Meeting Abstract

36.7  Thursday, Jan. 5  Plasticity of lung development in frogs ROSE, C.S.*; JAMES, B.; James Madison University rosecs@jmu.edu

In contrast to previous attempts to raise frogs in normoxic water without access to air, we found that under such conditions Xenopus laevis tadpoles can routinely complete climax metamorphosis, albeit more slowly and with a higher percentage of laggards. More importantly, animals that complete metamorphosis appear fully viable with lungs that are highly stunted and uninflated or possibly absent altogether. This is the first demonstration that lung development in a tetrapod can be effectively inhibited by environmental factors and that a postlarval tetrapod that is normally reliant upon a significant amount of lung respiration under unstressed and inactive conditions can be raised to forego this requirement without suffering ill effects.

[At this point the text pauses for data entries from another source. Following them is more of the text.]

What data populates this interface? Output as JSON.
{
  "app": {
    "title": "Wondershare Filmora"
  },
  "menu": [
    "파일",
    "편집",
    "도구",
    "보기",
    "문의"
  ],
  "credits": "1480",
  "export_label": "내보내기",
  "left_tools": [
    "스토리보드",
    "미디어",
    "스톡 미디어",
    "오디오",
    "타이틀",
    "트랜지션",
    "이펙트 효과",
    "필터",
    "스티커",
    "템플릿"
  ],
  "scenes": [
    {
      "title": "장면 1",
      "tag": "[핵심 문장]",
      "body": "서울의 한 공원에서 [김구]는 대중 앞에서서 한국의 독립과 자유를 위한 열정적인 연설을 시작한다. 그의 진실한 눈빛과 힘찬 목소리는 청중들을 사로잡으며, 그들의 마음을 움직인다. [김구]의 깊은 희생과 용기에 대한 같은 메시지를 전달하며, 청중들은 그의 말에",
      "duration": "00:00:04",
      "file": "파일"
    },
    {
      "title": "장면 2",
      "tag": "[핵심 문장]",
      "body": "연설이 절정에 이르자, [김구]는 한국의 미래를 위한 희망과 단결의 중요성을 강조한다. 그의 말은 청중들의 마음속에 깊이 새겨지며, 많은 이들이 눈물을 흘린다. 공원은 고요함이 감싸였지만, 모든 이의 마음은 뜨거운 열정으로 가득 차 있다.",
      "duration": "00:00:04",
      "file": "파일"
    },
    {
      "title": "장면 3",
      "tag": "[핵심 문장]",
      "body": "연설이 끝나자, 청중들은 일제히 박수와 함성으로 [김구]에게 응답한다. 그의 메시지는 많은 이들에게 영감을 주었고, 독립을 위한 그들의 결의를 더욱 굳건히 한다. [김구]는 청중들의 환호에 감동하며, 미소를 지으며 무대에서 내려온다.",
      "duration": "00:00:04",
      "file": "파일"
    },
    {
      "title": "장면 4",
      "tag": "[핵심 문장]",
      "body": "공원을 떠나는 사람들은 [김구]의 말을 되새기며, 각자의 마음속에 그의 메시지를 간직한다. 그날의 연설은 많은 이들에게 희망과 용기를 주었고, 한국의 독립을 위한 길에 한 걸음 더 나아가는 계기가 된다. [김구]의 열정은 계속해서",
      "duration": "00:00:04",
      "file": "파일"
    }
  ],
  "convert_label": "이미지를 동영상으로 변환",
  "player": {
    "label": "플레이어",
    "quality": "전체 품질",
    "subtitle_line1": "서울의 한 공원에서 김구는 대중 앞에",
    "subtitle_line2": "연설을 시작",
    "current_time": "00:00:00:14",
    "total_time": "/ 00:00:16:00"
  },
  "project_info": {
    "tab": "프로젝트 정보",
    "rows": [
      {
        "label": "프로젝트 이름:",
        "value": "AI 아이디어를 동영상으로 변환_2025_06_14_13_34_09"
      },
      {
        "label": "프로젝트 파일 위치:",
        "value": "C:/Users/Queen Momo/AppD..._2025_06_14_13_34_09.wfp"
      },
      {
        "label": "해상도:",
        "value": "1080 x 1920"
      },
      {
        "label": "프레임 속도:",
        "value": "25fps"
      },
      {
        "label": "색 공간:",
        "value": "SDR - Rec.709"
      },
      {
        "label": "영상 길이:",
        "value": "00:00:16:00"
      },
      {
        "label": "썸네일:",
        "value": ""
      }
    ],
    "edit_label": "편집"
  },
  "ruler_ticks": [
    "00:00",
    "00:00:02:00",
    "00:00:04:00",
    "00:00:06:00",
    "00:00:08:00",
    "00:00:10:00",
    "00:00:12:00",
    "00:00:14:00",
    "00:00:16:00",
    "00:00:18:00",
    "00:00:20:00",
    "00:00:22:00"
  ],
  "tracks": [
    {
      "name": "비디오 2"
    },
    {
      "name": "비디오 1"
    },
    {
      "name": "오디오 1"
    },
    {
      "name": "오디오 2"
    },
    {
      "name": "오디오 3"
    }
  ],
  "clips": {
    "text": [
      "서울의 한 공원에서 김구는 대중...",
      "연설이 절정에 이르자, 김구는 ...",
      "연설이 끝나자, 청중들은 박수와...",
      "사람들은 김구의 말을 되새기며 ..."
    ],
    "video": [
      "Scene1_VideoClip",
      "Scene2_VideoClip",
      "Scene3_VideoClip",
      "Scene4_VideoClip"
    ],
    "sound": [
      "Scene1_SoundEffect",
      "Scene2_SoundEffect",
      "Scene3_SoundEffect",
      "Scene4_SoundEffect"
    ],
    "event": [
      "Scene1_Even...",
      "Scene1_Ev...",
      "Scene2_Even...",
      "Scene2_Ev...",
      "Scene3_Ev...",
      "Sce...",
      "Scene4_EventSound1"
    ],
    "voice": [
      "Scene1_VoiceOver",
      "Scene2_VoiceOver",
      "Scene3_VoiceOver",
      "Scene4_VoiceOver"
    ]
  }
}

We used histology to examine air-deprived tadpoles and frogs to determine whether inhibition of lung development results from failure of lung buds to develop and grow or from failure of differentiated lungs to inflate. To further test the plasticity of lung development, we scored the ability of air-restored animals to recover lungs of normal size as a function of developmental stage and time after air access is restored. Lung recovery was also correlated with swimming and breathing behaviors to assess their relationship with this process. Levels of cell division in the lung tissue of air-deprived, air-restored and untreated animals were compared to assess its role in the development and inflation of normal and recovered lungs. Experiments were also carried out to determine the effect of inhibiting lung development on growth and developmental rates under varying conditions of water flow.